At its peak, the startup Ozy received an Emmy for a 2019 television show that aired on the Oprah Winfrey Network and an Imagen Award for Best Informational Program. A black-founded startup, Ozy is largely staffed by members of minority groups, who make up over half of all employees, with its leadership team mostly female.
Three months after launch, Ozy raised a $5.3 million seed round of funding in December 2013 backed by Laurene Powell Jobs, who inherited billions of dollars of stock in Apple and Disney from her late husband, Apple cofounder Steve Jobs. Ozy’s early investors also included Louise Rogers and Ron Conway.
In recent months, Ozy Media has come under intense scrutiny for its business practices. Watson and his company, Ozy, have been accused of misleading the public, advertisers, and investors about the company and its performance. Now eight years after launch and once a darling of investors announced last Friday it was shutting down. The announcement came after a sudden flight of investors and advertisers.
After the spectacular meltdown of Ozy Media, Carlos Watson resigned as a corporate director of NPR last Friday. Watson, who was appointed to NPR’s board in 2016, had just been re-elected to a second three-year term, which had been set to begin next month, according to a report from NPR News.
But that’s not all for Ozy Media. A new report says the startup received $5.7 million in relief loans to help pay employees, but ex-staffers are now saying they didn’t see any of it. According to CNBC, citing data from the Small Business Administration’s website, Ozy Media applied for two loans through a program called the Paycheck Protection Program, or PPP.
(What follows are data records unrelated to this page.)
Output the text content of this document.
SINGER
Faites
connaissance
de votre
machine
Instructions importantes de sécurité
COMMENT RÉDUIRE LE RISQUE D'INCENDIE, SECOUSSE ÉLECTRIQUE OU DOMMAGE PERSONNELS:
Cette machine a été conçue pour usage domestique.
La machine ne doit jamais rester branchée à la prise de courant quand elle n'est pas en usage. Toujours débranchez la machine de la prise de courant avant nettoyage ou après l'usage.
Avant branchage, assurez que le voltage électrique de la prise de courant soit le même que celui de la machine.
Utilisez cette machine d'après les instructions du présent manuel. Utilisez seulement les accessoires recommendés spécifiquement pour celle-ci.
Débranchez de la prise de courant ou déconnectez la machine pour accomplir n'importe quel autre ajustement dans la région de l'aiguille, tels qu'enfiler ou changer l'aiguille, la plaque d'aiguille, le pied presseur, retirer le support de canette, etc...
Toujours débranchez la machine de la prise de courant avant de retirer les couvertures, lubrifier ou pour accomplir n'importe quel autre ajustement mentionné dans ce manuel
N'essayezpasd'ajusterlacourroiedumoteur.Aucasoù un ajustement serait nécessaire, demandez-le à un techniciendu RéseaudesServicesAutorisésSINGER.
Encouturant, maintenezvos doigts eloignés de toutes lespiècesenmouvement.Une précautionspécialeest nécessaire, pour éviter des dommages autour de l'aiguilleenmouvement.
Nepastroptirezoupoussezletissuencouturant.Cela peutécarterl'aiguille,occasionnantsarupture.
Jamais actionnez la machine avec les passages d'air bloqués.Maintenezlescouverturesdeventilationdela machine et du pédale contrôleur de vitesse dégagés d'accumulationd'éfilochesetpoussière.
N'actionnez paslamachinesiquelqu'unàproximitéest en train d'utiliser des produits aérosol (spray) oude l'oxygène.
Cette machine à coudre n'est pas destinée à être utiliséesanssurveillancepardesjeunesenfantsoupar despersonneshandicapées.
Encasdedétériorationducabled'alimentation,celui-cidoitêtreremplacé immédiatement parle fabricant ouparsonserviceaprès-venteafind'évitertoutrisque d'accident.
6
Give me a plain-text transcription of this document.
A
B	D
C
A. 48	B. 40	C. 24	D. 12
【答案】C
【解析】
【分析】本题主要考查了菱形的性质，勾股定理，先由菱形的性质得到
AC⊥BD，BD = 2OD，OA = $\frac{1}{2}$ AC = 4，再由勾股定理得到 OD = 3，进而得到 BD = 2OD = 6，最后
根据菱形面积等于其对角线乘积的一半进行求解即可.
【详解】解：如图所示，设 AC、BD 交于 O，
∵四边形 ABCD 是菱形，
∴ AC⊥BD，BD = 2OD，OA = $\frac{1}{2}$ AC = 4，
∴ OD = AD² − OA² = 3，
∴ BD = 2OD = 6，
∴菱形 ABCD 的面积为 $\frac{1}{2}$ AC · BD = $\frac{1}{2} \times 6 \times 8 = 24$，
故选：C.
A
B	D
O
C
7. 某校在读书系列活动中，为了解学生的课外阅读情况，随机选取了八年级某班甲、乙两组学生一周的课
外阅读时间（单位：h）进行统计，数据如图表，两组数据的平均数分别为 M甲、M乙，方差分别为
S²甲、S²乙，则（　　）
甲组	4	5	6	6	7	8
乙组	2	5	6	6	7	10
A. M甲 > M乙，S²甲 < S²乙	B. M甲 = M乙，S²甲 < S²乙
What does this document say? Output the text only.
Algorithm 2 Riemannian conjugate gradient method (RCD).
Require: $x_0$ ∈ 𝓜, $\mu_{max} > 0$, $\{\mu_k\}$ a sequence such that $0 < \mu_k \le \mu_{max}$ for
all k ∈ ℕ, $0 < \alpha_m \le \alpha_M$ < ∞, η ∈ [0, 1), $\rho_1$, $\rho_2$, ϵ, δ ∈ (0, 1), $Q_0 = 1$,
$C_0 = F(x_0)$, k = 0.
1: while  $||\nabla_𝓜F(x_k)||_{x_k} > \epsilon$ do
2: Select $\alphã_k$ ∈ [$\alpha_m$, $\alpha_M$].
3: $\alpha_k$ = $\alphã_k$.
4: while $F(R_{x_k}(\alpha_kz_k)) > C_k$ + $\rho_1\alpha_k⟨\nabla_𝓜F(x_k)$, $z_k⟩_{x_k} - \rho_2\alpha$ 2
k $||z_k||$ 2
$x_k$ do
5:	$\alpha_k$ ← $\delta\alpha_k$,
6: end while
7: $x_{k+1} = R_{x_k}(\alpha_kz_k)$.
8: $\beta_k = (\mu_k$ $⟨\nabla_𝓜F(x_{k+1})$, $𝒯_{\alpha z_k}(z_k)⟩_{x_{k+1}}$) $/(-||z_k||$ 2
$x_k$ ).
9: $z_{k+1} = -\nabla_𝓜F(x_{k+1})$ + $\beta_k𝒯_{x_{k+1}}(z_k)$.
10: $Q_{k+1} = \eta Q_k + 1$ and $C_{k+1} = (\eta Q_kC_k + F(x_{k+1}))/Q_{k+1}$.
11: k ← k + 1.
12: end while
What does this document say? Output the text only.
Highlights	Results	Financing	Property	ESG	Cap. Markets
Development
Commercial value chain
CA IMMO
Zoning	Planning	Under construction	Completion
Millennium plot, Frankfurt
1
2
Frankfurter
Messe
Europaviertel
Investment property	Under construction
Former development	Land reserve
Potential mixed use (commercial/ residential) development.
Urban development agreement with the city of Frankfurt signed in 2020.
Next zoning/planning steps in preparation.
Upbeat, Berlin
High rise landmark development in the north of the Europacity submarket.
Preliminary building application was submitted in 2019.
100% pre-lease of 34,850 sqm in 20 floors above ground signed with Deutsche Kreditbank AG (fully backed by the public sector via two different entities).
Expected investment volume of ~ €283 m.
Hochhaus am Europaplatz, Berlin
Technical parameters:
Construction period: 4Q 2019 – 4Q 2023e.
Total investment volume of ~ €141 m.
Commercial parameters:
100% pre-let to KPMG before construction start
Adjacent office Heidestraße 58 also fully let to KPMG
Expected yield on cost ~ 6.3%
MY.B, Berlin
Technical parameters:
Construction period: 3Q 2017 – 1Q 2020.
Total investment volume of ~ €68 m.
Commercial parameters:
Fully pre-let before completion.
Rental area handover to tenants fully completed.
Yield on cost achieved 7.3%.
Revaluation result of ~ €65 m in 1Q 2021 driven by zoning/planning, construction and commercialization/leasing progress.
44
According to the data, Ozy’s first loan, for $3.75 million, was approved in April 2020, a month after the U.S. government passed a $2 trillion coronavirus relief bill. The startup was also approved for another $2 million in February 2021. However, several former employees of Ozy Media say there is no evidence that the millions of dollars the company received through a federal Covid relief program to protect paychecks ever went to save jobs or boost pay.
At this point, it is unclear how Ozy used the PPP funds. When contacted by CNBC, Watson did not return multiple emails with specific questions about how the company used the money or who decided how the money would be used.
Since its inception, OZY Media has raised a total of $70.3M in funding over 5 rounds. Its latest funding was raised in November 2019 from a Series C round.